The “Impaired” ad also references Alberta, which privatized the sale of beer, wine and spirits in 1993. The ad says that in Alberta, it is now three-and-a-half times more likely that the people drivers pass coming out of a grocery store parking lot are driving drunk. It concludes with the voiceover “Do you want to make that kind of a trade-off in Ontario: a little bit of convenience for a whole lot of pain and suffering?”

According to Statistics Canada, Alberta averaged 449.8 police-reported impaired driving incidents per 100,000 people in 2011, while Ontario had the fewest (129.6 per 100,000 people).

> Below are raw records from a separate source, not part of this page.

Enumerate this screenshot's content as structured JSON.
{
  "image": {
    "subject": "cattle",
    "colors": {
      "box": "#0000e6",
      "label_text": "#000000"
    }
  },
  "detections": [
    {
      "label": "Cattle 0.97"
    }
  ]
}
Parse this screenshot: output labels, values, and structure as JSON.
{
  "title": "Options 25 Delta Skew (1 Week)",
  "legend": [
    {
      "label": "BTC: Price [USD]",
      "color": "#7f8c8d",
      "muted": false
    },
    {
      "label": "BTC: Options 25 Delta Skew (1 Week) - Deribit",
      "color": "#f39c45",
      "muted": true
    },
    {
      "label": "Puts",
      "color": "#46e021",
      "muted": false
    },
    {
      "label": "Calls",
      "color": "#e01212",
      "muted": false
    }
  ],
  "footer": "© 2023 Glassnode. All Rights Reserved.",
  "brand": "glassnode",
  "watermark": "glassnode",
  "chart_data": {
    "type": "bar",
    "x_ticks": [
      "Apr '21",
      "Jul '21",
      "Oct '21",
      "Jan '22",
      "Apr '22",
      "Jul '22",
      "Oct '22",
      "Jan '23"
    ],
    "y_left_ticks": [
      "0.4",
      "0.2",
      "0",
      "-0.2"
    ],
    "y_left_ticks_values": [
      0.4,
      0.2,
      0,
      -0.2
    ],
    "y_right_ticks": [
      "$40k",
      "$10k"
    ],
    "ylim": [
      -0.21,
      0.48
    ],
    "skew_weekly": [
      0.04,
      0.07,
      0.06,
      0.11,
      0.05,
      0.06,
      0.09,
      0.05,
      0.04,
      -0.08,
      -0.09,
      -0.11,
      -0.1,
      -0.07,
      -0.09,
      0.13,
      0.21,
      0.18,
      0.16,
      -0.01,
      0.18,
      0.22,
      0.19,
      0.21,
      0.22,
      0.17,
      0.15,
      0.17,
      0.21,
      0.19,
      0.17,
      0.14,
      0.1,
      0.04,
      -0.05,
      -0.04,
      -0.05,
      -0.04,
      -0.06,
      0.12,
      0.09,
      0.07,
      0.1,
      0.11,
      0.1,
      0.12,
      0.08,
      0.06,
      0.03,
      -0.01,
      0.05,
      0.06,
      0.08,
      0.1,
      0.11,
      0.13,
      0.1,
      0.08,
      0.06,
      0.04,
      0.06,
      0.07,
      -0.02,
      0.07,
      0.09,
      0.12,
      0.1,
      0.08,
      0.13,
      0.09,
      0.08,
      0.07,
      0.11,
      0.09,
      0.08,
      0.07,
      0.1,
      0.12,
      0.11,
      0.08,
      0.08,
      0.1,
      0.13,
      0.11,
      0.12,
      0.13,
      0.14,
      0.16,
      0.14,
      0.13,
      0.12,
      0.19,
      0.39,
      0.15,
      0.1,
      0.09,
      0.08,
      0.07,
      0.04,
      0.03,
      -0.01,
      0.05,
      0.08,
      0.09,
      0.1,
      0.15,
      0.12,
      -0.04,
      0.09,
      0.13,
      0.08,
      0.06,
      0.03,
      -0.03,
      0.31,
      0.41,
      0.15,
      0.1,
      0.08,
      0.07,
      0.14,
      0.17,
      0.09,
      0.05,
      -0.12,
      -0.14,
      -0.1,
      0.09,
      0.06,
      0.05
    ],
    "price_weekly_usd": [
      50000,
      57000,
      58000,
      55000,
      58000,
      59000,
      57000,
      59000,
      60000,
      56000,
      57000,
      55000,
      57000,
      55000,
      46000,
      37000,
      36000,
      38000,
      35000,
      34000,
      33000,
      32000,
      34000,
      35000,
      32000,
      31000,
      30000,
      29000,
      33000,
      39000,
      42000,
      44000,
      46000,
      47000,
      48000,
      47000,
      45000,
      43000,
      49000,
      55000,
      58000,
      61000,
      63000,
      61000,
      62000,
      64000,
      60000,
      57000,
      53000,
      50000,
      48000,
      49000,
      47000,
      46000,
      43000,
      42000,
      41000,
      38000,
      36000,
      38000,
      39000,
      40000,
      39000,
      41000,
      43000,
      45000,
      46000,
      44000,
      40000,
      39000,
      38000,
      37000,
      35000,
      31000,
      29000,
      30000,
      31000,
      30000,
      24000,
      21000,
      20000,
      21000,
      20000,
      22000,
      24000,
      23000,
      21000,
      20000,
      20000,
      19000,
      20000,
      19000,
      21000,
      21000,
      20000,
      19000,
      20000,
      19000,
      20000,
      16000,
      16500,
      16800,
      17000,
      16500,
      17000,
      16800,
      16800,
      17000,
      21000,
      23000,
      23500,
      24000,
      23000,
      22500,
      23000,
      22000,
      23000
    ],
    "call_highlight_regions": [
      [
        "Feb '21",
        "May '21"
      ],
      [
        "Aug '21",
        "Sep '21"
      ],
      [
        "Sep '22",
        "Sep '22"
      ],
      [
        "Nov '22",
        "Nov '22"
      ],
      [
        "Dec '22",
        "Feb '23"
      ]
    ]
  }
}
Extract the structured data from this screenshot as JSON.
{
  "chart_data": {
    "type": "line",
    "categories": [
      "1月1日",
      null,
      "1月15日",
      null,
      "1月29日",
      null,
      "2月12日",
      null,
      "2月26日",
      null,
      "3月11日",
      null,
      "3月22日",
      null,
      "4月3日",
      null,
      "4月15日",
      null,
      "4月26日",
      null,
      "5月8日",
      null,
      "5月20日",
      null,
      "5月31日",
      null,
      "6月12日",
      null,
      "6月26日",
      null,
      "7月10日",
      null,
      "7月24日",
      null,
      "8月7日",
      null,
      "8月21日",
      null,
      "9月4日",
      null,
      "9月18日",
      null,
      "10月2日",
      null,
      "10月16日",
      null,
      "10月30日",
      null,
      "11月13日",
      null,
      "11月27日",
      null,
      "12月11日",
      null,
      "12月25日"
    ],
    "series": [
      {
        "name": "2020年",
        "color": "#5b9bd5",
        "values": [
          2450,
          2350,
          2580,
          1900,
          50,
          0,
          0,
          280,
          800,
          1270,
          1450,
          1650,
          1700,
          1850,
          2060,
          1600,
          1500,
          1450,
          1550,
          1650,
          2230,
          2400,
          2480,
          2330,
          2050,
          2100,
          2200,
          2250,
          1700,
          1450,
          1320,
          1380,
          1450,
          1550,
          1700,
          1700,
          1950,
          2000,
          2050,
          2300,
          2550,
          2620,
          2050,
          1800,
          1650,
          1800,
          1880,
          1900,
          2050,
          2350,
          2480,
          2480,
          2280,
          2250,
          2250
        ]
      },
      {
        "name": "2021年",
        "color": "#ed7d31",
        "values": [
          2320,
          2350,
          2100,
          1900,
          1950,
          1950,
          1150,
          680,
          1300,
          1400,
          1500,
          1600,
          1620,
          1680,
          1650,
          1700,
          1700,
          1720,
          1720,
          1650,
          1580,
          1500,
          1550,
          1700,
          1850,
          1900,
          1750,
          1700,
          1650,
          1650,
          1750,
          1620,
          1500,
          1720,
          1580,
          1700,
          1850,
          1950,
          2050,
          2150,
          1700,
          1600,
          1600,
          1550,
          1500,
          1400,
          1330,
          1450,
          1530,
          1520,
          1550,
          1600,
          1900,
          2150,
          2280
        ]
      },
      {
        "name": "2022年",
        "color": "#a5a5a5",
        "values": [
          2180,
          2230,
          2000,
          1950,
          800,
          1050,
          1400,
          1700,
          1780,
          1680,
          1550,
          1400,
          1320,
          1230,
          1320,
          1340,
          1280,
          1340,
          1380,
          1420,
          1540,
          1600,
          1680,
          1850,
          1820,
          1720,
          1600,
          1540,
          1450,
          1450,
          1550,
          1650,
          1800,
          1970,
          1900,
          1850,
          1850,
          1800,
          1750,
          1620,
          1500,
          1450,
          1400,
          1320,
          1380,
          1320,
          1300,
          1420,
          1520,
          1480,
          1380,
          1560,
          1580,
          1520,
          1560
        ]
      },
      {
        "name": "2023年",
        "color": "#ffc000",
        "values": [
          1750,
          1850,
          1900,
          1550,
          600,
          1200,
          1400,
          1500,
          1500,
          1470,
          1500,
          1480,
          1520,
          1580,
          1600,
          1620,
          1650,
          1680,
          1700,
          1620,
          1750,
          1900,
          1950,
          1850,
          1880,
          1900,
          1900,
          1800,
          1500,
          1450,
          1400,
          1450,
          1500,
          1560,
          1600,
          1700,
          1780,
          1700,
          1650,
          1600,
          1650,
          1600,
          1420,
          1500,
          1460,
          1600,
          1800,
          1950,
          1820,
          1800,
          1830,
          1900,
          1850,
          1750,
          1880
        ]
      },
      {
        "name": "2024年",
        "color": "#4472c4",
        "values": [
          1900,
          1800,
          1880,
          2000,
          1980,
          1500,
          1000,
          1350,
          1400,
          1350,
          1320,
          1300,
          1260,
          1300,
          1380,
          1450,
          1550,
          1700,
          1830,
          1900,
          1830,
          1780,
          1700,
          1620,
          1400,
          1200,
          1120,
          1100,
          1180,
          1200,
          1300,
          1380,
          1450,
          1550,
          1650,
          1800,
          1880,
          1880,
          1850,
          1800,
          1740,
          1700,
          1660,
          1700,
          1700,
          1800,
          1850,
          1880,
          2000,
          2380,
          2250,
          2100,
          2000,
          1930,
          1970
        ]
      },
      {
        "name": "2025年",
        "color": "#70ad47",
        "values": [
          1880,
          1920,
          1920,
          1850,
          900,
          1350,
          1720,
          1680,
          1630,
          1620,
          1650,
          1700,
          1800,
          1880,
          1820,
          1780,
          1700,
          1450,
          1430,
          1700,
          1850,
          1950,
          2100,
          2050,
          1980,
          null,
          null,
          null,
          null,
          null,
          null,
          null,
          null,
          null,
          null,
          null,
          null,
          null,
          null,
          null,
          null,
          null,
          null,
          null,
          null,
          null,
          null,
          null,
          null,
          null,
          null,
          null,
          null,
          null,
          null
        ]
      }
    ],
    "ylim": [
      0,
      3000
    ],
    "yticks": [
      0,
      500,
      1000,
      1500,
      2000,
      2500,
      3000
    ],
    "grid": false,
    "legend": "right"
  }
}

The national average was 262.

However, alcohol sales in the provinces and territories with the highest number of reported impaired driving incidents – the Northwest Territories (1,463.1), Yukon Territories (943.3) and Saskatchewan (683.3) – are all governed by a provincial liquor board.

Thomas said that one of the group’s main concerns is that grocery employees will not be properly equipped to deal with clearly intoxicated consumers demanding to purchase alcohol. “That’s what happens in beer and liquor stores and [employees] say, ‘No, you’re not having it.’ But it’s going to be quite a different matter if it happens in a grocery store packed with people,” he said.

According to OPSEU, LCBO employees refused service to more than 400,000 people deemed underage or intoxicated last year.

OPSEU is not the only organization opposed to looser restrictions around the sale of alcohol products in Ontario. In a 2014 report entitled “Provincial Liquor Boards: Meeting the Best Interests of Canadians,” the group Mothers Against Drunk Driving wrote: “We believe that replacing the provincial liquor board system with a privatized system of retail alcohol sales will increase alcohol-related problems and carry substantial human, social and economic costs.”